Mais une Française de gauche. Comme 10 687 autres électeurs français à Montréal, Mme Perdreau a voté François Hollande ce jour-là, contribuant à donner une victoire écrasante au socialiste sur Nicolas Sarkozy (respectivement 57,74% contre 42,26% dans la circonscription électorale dépendant du consulat local). Montréal, 44.000 inscrits sur la liste consulaire – soit le plus grand corps électoral tricolore en Amérique du Nord -, est l’une des rares circonscriptions nord-américaines (avec Québec City et la Nouvelle-Orléans) a avoir voté majoritairement à gauche en mai dernier. C’était déjà le cas en 2007, quand Montréal avait placé Ségolène Royal en tête face à Nicolas Sarkozy. « Le Québec est tendance plus socialiste », avance Mme Perdreau qui estime que ses compatriotes qui ont émigré ici ont adopté les valeurs du pays.

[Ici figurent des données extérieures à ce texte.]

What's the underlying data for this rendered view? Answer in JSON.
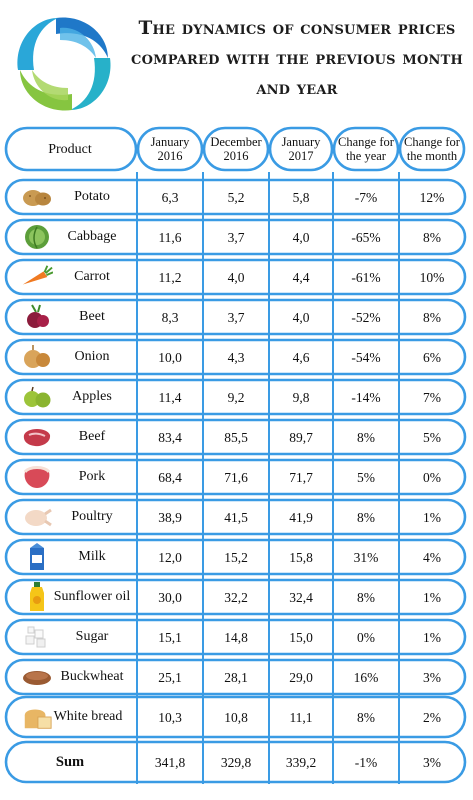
{
  "title": "The dynamics of consumer prices compared with the previous month and year",
  "colors": {
    "border": "#3a9be4",
    "logo_blue": "#1f78c8",
    "logo_teal": "#27b1c9",
    "logo_green": "#86c540"
  },
  "header": {
    "product": "Product",
    "jan2016": [
      "January",
      "2016"
    ],
    "dec2016": [
      "December",
      "2016"
    ],
    "jan2017": [
      "January",
      "2017"
    ],
    "change_year": [
      "Change for",
      "the year"
    ],
    "change_month": [
      "Change for",
      "the month"
    ]
  },
  "rows": [
    {
      "product": "Potato",
      "icon": "potato-icon",
      "jan2016": "6,3",
      "dec2016": "5,2",
      "jan2017": "5,8",
      "change_year": "-7%",
      "change_month": "12%"
    },
    {
      "product": "Cabbage",
      "icon": "cabbage-icon",
      "jan2016": "11,6",
      "dec2016": "3,7",
      "jan2017": "4,0",
      "change_year": "-65%",
      "change_month": "8%"
    },
    {
      "product": "Carrot",
      "icon": "carrot-icon",
      "jan2016": "11,2",
      "dec2016": "4,0",
      "jan2017": "4,4",
      "change_year": "-61%",
      "change_month": "10%"
    },
    {
      "product": "Beet",
      "icon": "beet-icon",
      "jan2016": "8,3",
      "dec2016": "3,7",
      "jan2017": "4,0",
      "change_year": "-52%",
      "change_month": "8%"
    },
    {
      "product": "Onion",
      "icon": "onion-icon",
      "jan2016": "10,0",
      "dec2016": "4,3",
      "jan2017": "4,6",
      "change_year": "-54%",
      "change_month": "6%"
    },
    {
      "product": "Apples",
      "icon": "apples-icon",
      "jan2016": "11,4",
      "dec2016": "9,2",
      "jan2017": "9,8",
      "change_year": "-14%",
      "change_month": "7%"
    },
    {
      "product": "Beef",
      "icon": "beef-icon",
      "jan2016": "83,4",
      "dec2016": "85,5",
      "jan2017": "89,7",
      "change_year": "8%",
      "change_month": "5%"
    },
    {
      "product": "Pork",
      "icon": "pork-icon",
      "jan2016": "68,4",
      "dec2016": "71,6",
      "jan2017": "71,7",
      "change_year": "5%",
      "change_month": "0%"
    },
    {
      "product": "Poultry",
      "icon": "poultry-icon",
      "jan2016": "38,9",
      "dec2016": "41,5",
      "jan2017": "41,9",
      "change_year": "8%",
      "change_month": "1%"
    },
    {
      "product": "Milk",
      "icon": "milk-icon",
      "jan2016": "12,0",
      "dec2016": "15,2",
      "jan2017": "15,8",
      "change_year": "31%",
      "change_month": "4%"
    },
    {
      "product": "Sunflower oil",
      "icon": "sunflower-oil-icon",
      "jan2016": "30,0",
      "dec2016": "32,2",
      "jan2017": "32,4",
      "change_year": "8%",
      "change_month": "1%"
    },
    {
      "product": "Sugar",
      "icon": "sugar-icon",
      "jan2016": "15,1",
      "dec2016": "14,8",
      "jan2017": "15,0",
      "change_year": "0%",
      "change_month": "1%"
    },
    {
      "product": "Buckwheat",
      "icon": "buckwheat-icon",
      "jan2016": "25,1",
      "dec2016": "28,1",
      "jan2017": "29,0",
      "change_year": "16%",
      "change_month": "3%"
    },
    {
      "product": "White bread",
      "icon": "white-bread-icon",
      "jan2016": "10,3",
      "dec2016": "10,8",
      "jan2017": "11,1",
      "change_year": "8%",
      "change_month": "2%"
    }
  ],
  "sum": {
    "label": "Sum",
    "jan2016": "341,8",
    "dec2016": "329,8",
    "jan2017": "339,2",
    "change_year": "-1%",
    "change_month": "3%"
  }
}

Pourquoi le Québec penche-t-il à gauche ? Est-ce que les Français qui s’y installent sont de gauche en arrivant ou le deviennent-t-ils une fois arrivés ? Les réponses divergent. Pour François Lubrina, arrivé en 1969, c’est un “problème de sociologie”. Selon M. Lubrina, qui a 40 années de militantisme de droite à son actif (il est le suppléant de Julien Balkany, candidat divers droite, et a été suspendu par l’UMP de son poste de délégué du parti au Québec), “les Français qui quittent en voulant prendre des risques, qui sont plus entrepreneurs, qui ont un esprit plus aventureux, vont se tourner vers les Etats-Unis, ils ne veulent pas le même système social protecteur qu’en France. Tandis que ceux qui veulent un filet social, des vacances, une protection médicale, pas aussi étendue qu’en France mais meilleure qu’aux Etats-Unis, vont aller vers une société plus sociale démocrate qu’est le Québec”. Et d’ajouter que la barrière de la langue peut aussi être un facteur : il est plus facile de venir s’implanter en terre francophone que dans un pays anglophone comme les Etats-Unis.

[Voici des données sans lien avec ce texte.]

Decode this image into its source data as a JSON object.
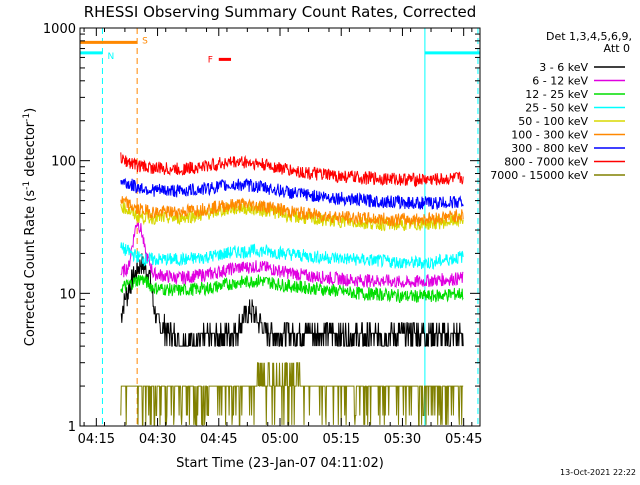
{
  "chart_data": {
    "type": "line",
    "title": "RHESSI Observing Summary Count Rates, Corrected",
    "xlabel": "Start Time (23-Jan-07 04:11:02)",
    "ylabel_parts": [
      "Corrected Count Rate (s",
      "-1",
      " detector",
      "-1",
      ")"
    ],
    "x_ticks": [
      "04:15",
      "04:30",
      "04:45",
      "05:00",
      "05:15",
      "05:30",
      "05:45"
    ],
    "x_tick_minutes": [
      4,
      19,
      34,
      49,
      64,
      79,
      94
    ],
    "y_ticks": [
      "1",
      "10",
      "100",
      "1000"
    ],
    "y_tick_values": [
      1,
      10,
      100,
      1000
    ],
    "yscale": "log",
    "ylim": [
      1,
      1000
    ],
    "xlim_minutes": [
      0,
      98
    ],
    "legend_title": [
      "Det 1,3,4,5,6,9,",
      "Att 0"
    ],
    "legend_placement": "right",
    "series": [
      {
        "name": "3 - 6 keV",
        "color": "#000000",
        "points": [
          [
            10,
            7
          ],
          [
            15,
            17
          ],
          [
            17,
            14
          ],
          [
            18,
            8
          ],
          [
            19,
            6
          ],
          [
            24,
            4.5
          ],
          [
            32,
            4.6
          ],
          [
            38,
            5
          ],
          [
            42,
            7.5
          ],
          [
            44,
            6
          ],
          [
            46,
            5
          ],
          [
            54,
            5
          ],
          [
            60,
            5
          ],
          [
            66,
            4.8
          ],
          [
            72,
            4.8
          ],
          [
            78,
            5
          ],
          [
            83,
            5
          ],
          [
            90,
            4.8
          ],
          [
            94,
            4.8
          ]
        ]
      },
      {
        "name": "6 - 12 keV",
        "color": "#e000e0",
        "points": [
          [
            10,
            14
          ],
          [
            12,
            16
          ],
          [
            13,
            25
          ],
          [
            14,
            35
          ],
          [
            15,
            30
          ],
          [
            16,
            20
          ],
          [
            18,
            14
          ],
          [
            24,
            13
          ],
          [
            32,
            14
          ],
          [
            38,
            15.5
          ],
          [
            44,
            16
          ],
          [
            50,
            14.5
          ],
          [
            56,
            13.5
          ],
          [
            62,
            13
          ],
          [
            68,
            12.5
          ],
          [
            74,
            12.5
          ],
          [
            80,
            12
          ],
          [
            86,
            12.5
          ],
          [
            94,
            13
          ]
        ]
      },
      {
        "name": "12 - 25 keV",
        "color": "#00dd00",
        "points": [
          [
            10,
            11
          ],
          [
            13,
            12
          ],
          [
            15,
            13
          ],
          [
            18,
            11
          ],
          [
            24,
            10.5
          ],
          [
            32,
            11
          ],
          [
            38,
            12
          ],
          [
            44,
            12.5
          ],
          [
            50,
            11.5
          ],
          [
            56,
            11
          ],
          [
            62,
            10.5
          ],
          [
            68,
            10
          ],
          [
            74,
            9.8
          ],
          [
            80,
            9.5
          ],
          [
            86,
            9.5
          ],
          [
            94,
            10
          ]
        ]
      },
      {
        "name": "25 - 50 keV",
        "color": "#00ffff",
        "points": [
          [
            10,
            22
          ],
          [
            14,
            19
          ],
          [
            16,
            18
          ],
          [
            20,
            18
          ],
          [
            26,
            18
          ],
          [
            32,
            19
          ],
          [
            38,
            20.5
          ],
          [
            44,
            21
          ],
          [
            50,
            20
          ],
          [
            56,
            19
          ],
          [
            62,
            18.5
          ],
          [
            68,
            18
          ],
          [
            74,
            17.5
          ],
          [
            80,
            17
          ],
          [
            86,
            17
          ],
          [
            94,
            19
          ]
        ]
      },
      {
        "name": "50 - 100 keV",
        "color": "#d8d800",
        "points": [
          [
            10,
            46
          ],
          [
            14,
            38
          ],
          [
            18,
            37
          ],
          [
            24,
            37
          ],
          [
            30,
            39
          ],
          [
            36,
            43
          ],
          [
            40,
            44
          ],
          [
            46,
            42
          ],
          [
            52,
            38
          ],
          [
            58,
            36
          ],
          [
            64,
            35
          ],
          [
            70,
            34
          ],
          [
            76,
            33
          ],
          [
            82,
            33
          ],
          [
            88,
            34
          ],
          [
            94,
            36
          ]
        ]
      },
      {
        "name": "100 - 300 keV",
        "color": "#ff8800",
        "points": [
          [
            10,
            50
          ],
          [
            14,
            43
          ],
          [
            18,
            41
          ],
          [
            24,
            41
          ],
          [
            30,
            43
          ],
          [
            36,
            46
          ],
          [
            40,
            47
          ],
          [
            46,
            45
          ],
          [
            52,
            41
          ],
          [
            58,
            39
          ],
          [
            64,
            37.5
          ],
          [
            70,
            36.5
          ],
          [
            76,
            36
          ],
          [
            82,
            36
          ],
          [
            88,
            37
          ],
          [
            94,
            39
          ]
        ]
      },
      {
        "name": "300 - 800 keV",
        "color": "#0000ff",
        "points": [
          [
            10,
            70
          ],
          [
            14,
            63
          ],
          [
            18,
            60
          ],
          [
            24,
            59
          ],
          [
            30,
            61
          ],
          [
            36,
            65
          ],
          [
            40,
            66
          ],
          [
            46,
            62
          ],
          [
            52,
            57
          ],
          [
            58,
            54
          ],
          [
            64,
            52
          ],
          [
            70,
            50
          ],
          [
            76,
            49
          ],
          [
            82,
            48
          ],
          [
            88,
            48
          ],
          [
            94,
            49
          ]
        ]
      },
      {
        "name": "800 - 7000 keV",
        "color": "#ff0000",
        "points": [
          [
            10,
            103
          ],
          [
            14,
            92
          ],
          [
            18,
            88
          ],
          [
            24,
            86
          ],
          [
            30,
            90
          ],
          [
            36,
            97
          ],
          [
            40,
            98
          ],
          [
            46,
            92
          ],
          [
            52,
            84
          ],
          [
            58,
            79
          ],
          [
            64,
            76
          ],
          [
            70,
            74
          ],
          [
            76,
            73
          ],
          [
            82,
            72
          ],
          [
            88,
            72
          ],
          [
            94,
            74
          ]
        ]
      },
      {
        "name": "7000 - 15000 keV",
        "color": "#808000",
        "points": [
          [
            10,
            2
          ],
          [
            16,
            2
          ],
          [
            22,
            2
          ],
          [
            28,
            2
          ],
          [
            32,
            2
          ],
          [
            36,
            2
          ],
          [
            40,
            2
          ],
          [
            44,
            2
          ],
          [
            48,
            2
          ],
          [
            52,
            2
          ],
          [
            56,
            2
          ],
          [
            60,
            2
          ],
          [
            66,
            2
          ],
          [
            72,
            2
          ],
          [
            78,
            2
          ],
          [
            84,
            2
          ],
          [
            90,
            2
          ],
          [
            94,
            2
          ]
        ]
      }
    ],
    "night_segments": [
      {
        "x0": 0,
        "x1": 5.5,
        "y": 650,
        "color": "#00ffff"
      },
      {
        "x0": 84.5,
        "x1": 98,
        "y": 650,
        "color": "#00ffff"
      }
    ],
    "saa_segment": {
      "x0": 0,
      "x1": 14,
      "y": 780,
      "color": "#ff8800"
    },
    "flare_segment": {
      "x0": 34,
      "x1": 37,
      "y": 580,
      "color": "#ff0000"
    },
    "vertical_lines": [
      {
        "x": 0,
        "color": "#00ffff",
        "dashed": false
      },
      {
        "x": 5.5,
        "color": "#00ffff",
        "dashed": true
      },
      {
        "x": 14,
        "color": "#ff8800",
        "dashed": true
      },
      {
        "x": 84.5,
        "color": "#00ffff",
        "dashed": false
      },
      {
        "x": 97.5,
        "color": "#00ffff",
        "dashed": true
      }
    ],
    "markers": {
      "N": "N",
      "S": "S",
      "F": "F"
    },
    "marker_colors": {
      "N": "#00ffff",
      "S": "#ff8800",
      "F": "#ff0000"
    },
    "data_start_minute": 10,
    "footer_date": "13-Oct-2021 22:22"
  }
}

« La population française expatriée aux Etats-Unis est plus “économique” que les Français au Canada. Cela se traduit par des électeurs ayant décidé de migrer aux USA pour des raisons principalement économiques », avance pour sa part Martial Foucault, professeur de science politique à l’université McGill et directeur du Centre d’excellence sur l’Union Européenne. Autre point avancé: la jeunesse qui vient au Québec : « Les électeurs français au Canada sont composés d’un grand nombre de jeunes étudiants dont les valeurs s’identifient davantage à François Hollande qu’à Nicolas Sarkozy ». Le Québec accueille plus de 90% des étudiants français au Canada, un nombre qui augmente d’environ 10% par an. A la rentrée 2010, ils étaient près de 12.000.

Enfin, poursuit-il, « le modèle dit multiculturel en place au Canada est aux antipodes des propositions de Nicolas Sarkozy durant la campagne présidentielle (…). Dès lors, l’expérience in situ au Canada de Français observant la possibilité d’exercer un multiculturalisme a probablement contribué à rendre moins essentiel un vote (de droite) autour de cet enjeu de l’intégration ».

Yan Chantrel, porte-parole de Corinne Narassiguin, candidate du Parti socialiste et d’Europe Écologie Les Verts, sourit : “Il faut croire que le Canada est une terre qui accueille plus facilement les progressistes. Et même au niveau des valeurs, des idéaux, il y a des choses assez communes, c’est quand même la province la plus avancée socialement”. En 2011, la croissance du nombre de Français inscrits au registre a été plus importante au Canada (11,1%) qu’aux Etats-Unis (6,6%). Une chose est sûre, comme le résume M. Lubrina, « le verrou de l’élection, c’est le Québec et c’est Montréal, la plus grande circonscription hors Europe ». La grande question sera le taux de participation.